Why I turned to crime: Christine Gregory

The 1973 Aquarius festival, the final in a series of festivals organised by the National Union of Students was a celebration of alternative thinking, arts, and music taking place in a tiny, relatively unknown town in northern NSW called Nimbin. The event drew an estimated crowd of between 5,000 and 10,000 people and it would have a lasting impact on its people and indeed the region. From that time on, Nimbin would be labelled as the counterculture capital of Australia.

I was only two months old when that festival took place and living in a working-class suburb on the outer fringes of Brisbane. Like Nimbin, we hosted an annual community festival that coincided with the Jacaranda season. Unlike Nimbin, my suburb was known for being the site for the state’s biggest adult psychiatric hospital, which reportedly housed children who were wards of the state alongside the criminally insane. My suburb was also within a stone’s throw of some of the state’s most brutal crimes including the murder of a twelve-year-old schoolgirl who lived in my street. Less than 200kms separated my home and the town of Nimbin. They could not have been more different.

I became attracted to New-Age ideas in my late teens. This largely involved visits to Bryon Bay to stay at the Arts Factory, late nights of drinking, and a full-throttle immersion into the alternative music scene of the noughties. During one of those late nights, I met a man at a bar who had bought a block of land in an intentional community on the Sunshine Coast. He invited me to visit, and I took up the offer, dragging along a wing woman for security – the bloke was twice my age. It turned out to be fine. Once I made clear the relationship was only ever going to be platonic, we formed a friendship and he let me come and stay whenever I wanted. I recall magical nights of music at the community hall and skinny dipping in the waterhole. Falling asleep under a blanket of stars, I recall thinking it would be the perfect setting if I ever wrote a book.  

Twenty-five years later, I’m in an evening writing class in Melbourne and the tutor tasks us with creating a scene incorporating all the five senses. I put pen to paper and like magic, the words flowed.

Although the waterhole was only a short walk away the humidity had already replaced the cool night air. Last night’s storms had been a welcome reprieve, but he knew this would be short-lived and today would end up the same way as every other January scorcher. Best to get the job done early.

As soon as I’ve written it, I have this strong sense that this story’s got legs. There’s been a missing hook in the inter-generational family drama I’ve been tinkering away on for months. Where I thought my story started isn’t where it started at all. I need it to begin with the discovery of a body. My excitement was quickly replaced by unease. Oh God – this is turning into rural noir.

Only last week, the tutor said we should avoid writing to trends. Australia has been riding a wave of rural crime novels since Jane Harper hit the shelves with The Dry in 2016. How many more do we need? How many more small towns have big secrets? Surely, they’ve all been uncovered by now. I’m not sure I can do this. I certainly never planned to write a crime novel.

I try to imagine what might set my story apart from all the other crime novels on the market. I type ‘tropical noir’ into Google. A wondrous gourmand with top notes of bergamot and a base of rum. Turns out, tropical noir is a perfume. Surely, it’s some kind of sign? Bundy rum, made from the best sugar in the country is farmed in the subtropics of Queensland. I return to the blank page.

They say you should write what you know. My book is set in an intentional community, the kind that I visited all those years ago. I don’t know what it’s like to grow up in a place like that, where people come together around a common purpose and are working together to build something better.

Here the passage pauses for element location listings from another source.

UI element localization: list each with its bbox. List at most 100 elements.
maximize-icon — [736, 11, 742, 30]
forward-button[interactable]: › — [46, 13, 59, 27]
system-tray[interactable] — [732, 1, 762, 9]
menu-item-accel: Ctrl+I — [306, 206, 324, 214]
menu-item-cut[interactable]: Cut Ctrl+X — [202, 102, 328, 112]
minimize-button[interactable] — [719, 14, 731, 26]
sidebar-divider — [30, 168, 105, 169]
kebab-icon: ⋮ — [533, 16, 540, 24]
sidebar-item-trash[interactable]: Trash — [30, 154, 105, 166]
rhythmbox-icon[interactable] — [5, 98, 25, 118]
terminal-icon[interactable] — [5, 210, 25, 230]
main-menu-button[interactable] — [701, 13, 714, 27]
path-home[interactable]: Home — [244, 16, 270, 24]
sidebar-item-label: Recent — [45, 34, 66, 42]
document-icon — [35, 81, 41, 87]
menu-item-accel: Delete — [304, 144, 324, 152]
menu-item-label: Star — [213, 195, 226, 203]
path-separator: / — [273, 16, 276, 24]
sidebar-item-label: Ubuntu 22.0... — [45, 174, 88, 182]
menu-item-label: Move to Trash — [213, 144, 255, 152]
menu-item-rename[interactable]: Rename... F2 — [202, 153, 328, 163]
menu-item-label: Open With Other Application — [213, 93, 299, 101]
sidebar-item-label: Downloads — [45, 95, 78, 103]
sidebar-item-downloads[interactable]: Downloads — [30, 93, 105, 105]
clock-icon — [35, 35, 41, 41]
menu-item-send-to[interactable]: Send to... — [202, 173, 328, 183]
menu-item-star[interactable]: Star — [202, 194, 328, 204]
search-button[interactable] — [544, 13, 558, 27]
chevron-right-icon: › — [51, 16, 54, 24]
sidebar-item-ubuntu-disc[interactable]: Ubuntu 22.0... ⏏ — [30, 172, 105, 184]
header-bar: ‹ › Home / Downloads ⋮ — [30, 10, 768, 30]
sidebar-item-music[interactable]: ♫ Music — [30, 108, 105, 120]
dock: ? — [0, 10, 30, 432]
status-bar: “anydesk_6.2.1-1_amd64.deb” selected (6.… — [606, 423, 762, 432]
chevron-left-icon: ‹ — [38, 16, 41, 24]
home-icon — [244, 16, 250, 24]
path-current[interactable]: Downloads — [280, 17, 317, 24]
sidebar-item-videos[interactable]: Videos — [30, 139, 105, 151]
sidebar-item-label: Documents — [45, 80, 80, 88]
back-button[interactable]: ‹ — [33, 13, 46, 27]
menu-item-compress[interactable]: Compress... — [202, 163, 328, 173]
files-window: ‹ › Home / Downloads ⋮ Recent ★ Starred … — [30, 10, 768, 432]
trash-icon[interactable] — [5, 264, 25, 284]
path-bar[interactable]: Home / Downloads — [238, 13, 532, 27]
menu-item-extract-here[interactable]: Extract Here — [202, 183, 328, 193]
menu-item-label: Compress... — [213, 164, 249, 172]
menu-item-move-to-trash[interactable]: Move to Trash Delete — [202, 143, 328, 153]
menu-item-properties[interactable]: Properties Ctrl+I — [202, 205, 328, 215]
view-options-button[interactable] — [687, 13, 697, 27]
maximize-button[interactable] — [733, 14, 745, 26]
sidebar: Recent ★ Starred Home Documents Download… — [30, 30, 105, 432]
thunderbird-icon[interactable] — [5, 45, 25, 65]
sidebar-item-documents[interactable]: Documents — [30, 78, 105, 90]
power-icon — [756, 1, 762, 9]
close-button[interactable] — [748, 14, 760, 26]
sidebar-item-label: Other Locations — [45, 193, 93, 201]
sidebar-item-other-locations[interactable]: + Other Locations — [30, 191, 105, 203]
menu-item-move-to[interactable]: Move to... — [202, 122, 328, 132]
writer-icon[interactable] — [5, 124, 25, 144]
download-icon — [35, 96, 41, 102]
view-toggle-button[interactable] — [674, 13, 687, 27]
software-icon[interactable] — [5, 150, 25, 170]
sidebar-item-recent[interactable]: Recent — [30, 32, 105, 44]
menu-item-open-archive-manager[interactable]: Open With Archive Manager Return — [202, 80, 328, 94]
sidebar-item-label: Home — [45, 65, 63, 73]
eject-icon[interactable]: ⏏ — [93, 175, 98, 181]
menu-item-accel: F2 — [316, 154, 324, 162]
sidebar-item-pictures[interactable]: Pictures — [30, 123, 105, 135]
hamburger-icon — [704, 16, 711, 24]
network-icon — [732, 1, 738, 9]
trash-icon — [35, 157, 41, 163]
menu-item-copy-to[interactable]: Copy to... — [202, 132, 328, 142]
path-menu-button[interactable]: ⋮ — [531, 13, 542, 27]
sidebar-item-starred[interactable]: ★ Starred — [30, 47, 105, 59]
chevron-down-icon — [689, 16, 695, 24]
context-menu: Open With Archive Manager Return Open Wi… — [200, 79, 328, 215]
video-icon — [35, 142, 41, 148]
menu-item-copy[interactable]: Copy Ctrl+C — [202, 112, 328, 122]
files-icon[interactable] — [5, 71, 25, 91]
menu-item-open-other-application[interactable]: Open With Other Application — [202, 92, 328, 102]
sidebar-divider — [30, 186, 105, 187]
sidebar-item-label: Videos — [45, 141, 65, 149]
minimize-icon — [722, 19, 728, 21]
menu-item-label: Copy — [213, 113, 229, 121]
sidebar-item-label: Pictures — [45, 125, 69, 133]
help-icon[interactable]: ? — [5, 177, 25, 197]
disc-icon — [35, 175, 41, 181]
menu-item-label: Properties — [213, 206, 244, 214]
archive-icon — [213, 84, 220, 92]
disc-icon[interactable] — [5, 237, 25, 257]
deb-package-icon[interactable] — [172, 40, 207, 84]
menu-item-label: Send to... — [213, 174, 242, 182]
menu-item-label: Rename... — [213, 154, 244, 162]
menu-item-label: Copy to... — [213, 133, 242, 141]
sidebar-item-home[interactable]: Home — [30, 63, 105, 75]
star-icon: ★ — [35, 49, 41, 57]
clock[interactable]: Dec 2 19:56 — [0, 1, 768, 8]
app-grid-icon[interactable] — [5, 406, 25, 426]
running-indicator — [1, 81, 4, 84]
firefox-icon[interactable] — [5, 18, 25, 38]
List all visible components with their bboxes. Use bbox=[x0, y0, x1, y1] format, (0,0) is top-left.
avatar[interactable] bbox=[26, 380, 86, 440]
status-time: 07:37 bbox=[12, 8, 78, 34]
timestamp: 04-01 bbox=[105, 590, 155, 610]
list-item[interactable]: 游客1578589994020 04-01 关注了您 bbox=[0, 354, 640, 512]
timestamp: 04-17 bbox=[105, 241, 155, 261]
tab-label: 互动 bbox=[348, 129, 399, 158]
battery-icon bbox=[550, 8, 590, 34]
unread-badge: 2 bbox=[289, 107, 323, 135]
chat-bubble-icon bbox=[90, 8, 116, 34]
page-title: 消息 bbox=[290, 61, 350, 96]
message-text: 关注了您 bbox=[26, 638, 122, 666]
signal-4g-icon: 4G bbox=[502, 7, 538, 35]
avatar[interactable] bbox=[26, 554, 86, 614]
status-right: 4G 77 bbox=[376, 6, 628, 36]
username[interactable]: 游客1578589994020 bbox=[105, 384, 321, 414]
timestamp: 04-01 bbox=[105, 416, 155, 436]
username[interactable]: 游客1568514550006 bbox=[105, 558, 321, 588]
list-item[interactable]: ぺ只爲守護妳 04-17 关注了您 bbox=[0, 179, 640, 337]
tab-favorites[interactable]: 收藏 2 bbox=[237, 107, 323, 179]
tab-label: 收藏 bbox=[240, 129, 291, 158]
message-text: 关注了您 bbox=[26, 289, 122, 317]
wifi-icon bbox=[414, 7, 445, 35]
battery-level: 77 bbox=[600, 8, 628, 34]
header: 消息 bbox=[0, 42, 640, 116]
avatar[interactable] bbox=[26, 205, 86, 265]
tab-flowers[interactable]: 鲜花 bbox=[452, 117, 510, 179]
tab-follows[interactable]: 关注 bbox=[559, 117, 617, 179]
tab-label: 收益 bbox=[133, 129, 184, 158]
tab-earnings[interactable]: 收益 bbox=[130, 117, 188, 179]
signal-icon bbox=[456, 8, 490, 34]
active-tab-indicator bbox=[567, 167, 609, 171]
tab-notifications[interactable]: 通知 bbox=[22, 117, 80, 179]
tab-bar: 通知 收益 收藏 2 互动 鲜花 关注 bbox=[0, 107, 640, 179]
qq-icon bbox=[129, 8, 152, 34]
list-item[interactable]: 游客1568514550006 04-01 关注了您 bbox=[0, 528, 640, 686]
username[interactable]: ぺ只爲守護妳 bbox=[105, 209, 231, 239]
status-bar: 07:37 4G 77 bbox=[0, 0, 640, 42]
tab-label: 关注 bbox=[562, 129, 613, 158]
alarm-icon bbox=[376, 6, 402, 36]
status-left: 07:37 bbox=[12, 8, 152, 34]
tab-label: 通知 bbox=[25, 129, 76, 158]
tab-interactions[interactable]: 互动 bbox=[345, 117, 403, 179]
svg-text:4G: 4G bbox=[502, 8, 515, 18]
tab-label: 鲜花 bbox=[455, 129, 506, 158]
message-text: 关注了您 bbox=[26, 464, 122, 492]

I’m not from there. So, I create the town of Hopeville which is much more familiar to me. It will border my fictitious community. I realise that all my favourite characters are those on the fringes. Some of them happen to be criminals. Many are victims of circumstance. They grapple with drinking problems, limited educational and employment opportunities, racism, and structural inequality. I know these people. I grew up with some of them.

The final thing that holds me back is that I still need to crash-tackle my inner snob. It’s no secret that crime novels are still seen as low art amongst some literary circles. Also, the market is at risk of saturation. I experience this pretty quickly once I start submitting to agents and publishers. I get a few rejections praising the book and particularly the setting but it’s the same old thing, ‘our list is pretty full of crime books at the moment.’ Or ‘I loved it but I’m not sure where it fits’.

I’ve all but given up hope when I get the call from my agent. There is interest. They want a conversation. I’m so naïve about this whole publishing game that I have to ask her if that’s a good thing. ‘Yes darling, it’s a very good thing,’ she says kindly.

When the offer comes a few days later, I don’t do what I always imagined I would do if I ever landed a book deal. I don’t punch the air or cry with joy. I close the door to my office and let the relief wash over me.